China’s economic “sail against the wind” will be the norm in the future, but there could be many more problems to expose in the northeast. Demographic change is almost impossible to reverse, and it is difficult for capital accumulation: since 2018, many new credit loans have gone to the eastern coastal provinces: Jiangsu, Zhejiang and Shandong have received the more credit resources. Local governments in poor economic conditions find it increasingly difficult to obtain financing, with negative growth in the financing ladder in Heilongjiang and Liaoning, and only weak growth in Jilin.
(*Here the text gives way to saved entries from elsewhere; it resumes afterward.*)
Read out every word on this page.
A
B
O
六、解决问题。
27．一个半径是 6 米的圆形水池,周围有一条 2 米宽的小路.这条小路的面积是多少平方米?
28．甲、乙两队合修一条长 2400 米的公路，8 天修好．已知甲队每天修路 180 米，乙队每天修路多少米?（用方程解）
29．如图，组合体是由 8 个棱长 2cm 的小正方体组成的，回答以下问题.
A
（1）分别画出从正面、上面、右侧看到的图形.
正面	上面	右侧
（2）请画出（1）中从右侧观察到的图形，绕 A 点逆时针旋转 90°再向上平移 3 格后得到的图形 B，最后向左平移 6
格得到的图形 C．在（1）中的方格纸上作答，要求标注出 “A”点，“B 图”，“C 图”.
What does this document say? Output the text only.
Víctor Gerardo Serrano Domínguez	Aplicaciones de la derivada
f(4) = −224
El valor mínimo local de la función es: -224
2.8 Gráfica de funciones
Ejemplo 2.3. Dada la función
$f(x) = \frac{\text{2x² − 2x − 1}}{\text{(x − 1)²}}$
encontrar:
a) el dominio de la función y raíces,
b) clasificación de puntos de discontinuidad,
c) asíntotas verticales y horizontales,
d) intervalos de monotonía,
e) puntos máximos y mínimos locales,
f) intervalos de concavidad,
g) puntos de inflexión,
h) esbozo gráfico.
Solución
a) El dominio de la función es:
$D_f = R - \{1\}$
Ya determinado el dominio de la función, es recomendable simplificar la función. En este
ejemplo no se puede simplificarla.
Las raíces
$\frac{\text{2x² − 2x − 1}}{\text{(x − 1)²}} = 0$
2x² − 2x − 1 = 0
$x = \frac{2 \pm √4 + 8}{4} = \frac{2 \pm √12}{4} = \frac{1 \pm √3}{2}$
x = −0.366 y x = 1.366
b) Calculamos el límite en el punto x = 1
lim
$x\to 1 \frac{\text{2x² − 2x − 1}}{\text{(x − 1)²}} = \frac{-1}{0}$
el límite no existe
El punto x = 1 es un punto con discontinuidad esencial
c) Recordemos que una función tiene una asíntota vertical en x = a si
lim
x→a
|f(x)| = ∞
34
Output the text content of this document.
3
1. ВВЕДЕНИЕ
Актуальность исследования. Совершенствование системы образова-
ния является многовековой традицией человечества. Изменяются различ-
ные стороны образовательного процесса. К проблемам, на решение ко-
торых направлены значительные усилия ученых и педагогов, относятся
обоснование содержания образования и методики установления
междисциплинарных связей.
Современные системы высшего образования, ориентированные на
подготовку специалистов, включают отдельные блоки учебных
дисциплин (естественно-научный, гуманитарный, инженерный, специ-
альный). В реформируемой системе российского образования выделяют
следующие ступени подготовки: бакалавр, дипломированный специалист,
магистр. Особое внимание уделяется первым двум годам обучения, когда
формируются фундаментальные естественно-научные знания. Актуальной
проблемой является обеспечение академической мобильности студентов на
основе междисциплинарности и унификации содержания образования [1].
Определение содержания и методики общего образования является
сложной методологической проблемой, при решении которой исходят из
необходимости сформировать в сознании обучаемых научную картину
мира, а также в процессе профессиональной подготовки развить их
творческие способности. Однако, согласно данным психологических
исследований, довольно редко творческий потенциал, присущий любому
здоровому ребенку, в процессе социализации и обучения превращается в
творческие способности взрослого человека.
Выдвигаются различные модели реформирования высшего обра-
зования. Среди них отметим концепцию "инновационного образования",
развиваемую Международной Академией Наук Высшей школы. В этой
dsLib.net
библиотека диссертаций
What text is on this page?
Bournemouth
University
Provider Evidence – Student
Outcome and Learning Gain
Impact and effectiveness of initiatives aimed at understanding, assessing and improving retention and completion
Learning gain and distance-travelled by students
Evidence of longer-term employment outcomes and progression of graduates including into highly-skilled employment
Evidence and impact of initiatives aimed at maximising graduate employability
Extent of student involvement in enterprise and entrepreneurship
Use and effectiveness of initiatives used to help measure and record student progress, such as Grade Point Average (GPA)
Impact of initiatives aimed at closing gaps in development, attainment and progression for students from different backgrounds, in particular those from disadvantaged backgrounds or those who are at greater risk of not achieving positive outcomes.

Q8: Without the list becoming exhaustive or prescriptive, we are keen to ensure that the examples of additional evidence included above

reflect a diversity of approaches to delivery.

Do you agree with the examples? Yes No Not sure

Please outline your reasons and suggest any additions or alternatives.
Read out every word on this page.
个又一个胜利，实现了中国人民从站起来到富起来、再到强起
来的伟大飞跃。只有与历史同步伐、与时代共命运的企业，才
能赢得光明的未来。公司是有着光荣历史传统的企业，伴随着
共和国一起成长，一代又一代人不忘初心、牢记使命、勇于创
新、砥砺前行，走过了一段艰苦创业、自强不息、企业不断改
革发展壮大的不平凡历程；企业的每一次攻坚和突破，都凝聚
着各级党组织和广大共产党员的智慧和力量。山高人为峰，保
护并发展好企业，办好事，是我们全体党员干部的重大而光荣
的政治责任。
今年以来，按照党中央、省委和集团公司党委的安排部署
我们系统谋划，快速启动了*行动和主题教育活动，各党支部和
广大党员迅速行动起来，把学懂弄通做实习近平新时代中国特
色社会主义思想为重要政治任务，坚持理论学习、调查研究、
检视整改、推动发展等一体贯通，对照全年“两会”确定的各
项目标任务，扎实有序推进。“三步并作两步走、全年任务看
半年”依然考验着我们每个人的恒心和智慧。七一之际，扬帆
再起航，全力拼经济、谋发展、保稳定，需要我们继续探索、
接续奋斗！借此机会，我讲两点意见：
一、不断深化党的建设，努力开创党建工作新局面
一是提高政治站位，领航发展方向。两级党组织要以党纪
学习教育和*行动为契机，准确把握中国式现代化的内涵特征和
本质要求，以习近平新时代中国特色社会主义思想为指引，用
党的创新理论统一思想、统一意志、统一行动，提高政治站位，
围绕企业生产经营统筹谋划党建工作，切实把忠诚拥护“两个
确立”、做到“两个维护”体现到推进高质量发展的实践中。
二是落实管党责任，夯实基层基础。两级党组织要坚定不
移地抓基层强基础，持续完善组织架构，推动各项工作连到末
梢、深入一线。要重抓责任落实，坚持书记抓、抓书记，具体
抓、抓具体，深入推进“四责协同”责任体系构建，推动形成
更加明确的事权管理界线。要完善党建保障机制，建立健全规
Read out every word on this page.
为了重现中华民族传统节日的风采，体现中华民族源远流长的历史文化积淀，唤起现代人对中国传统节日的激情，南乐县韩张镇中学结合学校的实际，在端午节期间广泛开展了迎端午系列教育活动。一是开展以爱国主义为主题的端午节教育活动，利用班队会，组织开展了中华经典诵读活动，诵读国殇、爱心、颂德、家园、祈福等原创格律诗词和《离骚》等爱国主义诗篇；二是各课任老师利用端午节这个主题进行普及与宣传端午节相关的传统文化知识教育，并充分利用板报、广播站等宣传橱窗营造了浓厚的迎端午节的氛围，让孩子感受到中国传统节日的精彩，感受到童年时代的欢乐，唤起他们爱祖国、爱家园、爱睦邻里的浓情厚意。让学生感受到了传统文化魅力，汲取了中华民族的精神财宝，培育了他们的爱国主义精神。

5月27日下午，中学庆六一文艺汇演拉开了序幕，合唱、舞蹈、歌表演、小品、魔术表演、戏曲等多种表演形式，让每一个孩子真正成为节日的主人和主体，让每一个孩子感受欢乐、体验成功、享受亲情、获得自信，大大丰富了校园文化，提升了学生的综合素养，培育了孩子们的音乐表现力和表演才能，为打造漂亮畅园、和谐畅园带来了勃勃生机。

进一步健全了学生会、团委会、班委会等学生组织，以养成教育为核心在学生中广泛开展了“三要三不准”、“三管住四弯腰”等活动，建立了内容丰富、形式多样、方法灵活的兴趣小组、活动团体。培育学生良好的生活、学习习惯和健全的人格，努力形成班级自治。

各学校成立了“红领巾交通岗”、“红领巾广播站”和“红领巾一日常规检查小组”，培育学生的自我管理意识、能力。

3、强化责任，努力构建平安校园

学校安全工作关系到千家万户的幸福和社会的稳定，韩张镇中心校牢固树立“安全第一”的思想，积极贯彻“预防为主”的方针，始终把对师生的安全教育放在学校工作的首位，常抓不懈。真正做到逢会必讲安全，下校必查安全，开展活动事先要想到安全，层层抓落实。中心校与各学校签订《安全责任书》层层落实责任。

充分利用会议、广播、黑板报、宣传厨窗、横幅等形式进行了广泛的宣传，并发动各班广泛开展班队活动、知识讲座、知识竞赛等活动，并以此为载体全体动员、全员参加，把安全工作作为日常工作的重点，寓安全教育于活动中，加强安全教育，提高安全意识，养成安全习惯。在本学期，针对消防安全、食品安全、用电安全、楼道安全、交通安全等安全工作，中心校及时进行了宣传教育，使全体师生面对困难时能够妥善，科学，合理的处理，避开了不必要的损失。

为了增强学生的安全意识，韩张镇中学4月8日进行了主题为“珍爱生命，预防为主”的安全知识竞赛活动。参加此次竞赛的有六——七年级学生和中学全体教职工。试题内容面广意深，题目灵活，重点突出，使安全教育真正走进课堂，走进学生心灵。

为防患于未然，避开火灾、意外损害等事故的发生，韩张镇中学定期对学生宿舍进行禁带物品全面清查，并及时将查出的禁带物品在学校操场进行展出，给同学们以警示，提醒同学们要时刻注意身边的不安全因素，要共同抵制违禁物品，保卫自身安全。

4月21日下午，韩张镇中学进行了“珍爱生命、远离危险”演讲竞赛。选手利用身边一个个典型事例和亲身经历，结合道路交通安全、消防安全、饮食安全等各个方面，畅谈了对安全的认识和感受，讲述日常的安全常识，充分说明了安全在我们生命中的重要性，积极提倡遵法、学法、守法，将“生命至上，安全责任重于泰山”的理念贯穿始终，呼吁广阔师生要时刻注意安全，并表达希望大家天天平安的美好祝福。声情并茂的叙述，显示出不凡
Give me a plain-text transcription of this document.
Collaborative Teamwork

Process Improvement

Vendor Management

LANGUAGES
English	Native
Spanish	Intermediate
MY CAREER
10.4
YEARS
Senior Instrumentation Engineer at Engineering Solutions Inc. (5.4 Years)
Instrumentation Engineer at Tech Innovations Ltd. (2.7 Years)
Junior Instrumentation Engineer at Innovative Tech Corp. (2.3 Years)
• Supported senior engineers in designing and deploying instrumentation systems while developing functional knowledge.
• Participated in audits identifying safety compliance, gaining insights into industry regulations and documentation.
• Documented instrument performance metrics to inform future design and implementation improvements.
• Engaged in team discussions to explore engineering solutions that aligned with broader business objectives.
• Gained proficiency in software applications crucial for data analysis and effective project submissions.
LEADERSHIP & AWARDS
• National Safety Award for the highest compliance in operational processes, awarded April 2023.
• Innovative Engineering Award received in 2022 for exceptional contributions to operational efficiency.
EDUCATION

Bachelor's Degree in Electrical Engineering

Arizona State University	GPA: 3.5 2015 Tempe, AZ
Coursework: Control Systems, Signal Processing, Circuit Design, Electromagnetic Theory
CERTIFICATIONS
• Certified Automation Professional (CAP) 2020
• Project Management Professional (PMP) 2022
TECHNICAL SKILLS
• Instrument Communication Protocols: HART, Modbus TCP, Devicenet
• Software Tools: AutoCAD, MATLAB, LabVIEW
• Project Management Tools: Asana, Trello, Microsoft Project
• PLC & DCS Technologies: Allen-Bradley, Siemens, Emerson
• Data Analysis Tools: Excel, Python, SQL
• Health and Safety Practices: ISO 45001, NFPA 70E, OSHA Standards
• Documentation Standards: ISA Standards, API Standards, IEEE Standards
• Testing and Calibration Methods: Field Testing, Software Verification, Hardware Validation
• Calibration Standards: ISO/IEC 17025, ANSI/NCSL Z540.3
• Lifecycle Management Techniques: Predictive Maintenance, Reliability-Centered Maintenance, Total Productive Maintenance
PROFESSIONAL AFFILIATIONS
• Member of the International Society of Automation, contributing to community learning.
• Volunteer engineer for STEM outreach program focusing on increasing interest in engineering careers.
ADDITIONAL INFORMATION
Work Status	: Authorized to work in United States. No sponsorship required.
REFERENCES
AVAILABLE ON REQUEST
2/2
The only way out for the Northeastern economy in the future is through efficiency and reform. It’s easy to say but hard to do. There is a serious lack of financial resources of local governments, unclear powers and responsibilities of the system. People from the northeast go to Beijing or the southeast coast. It’s called ‘voting with your feet’, in essence, and it’s sort of optimizing the allocation of resources: if the system stays the same, then I’ll leave.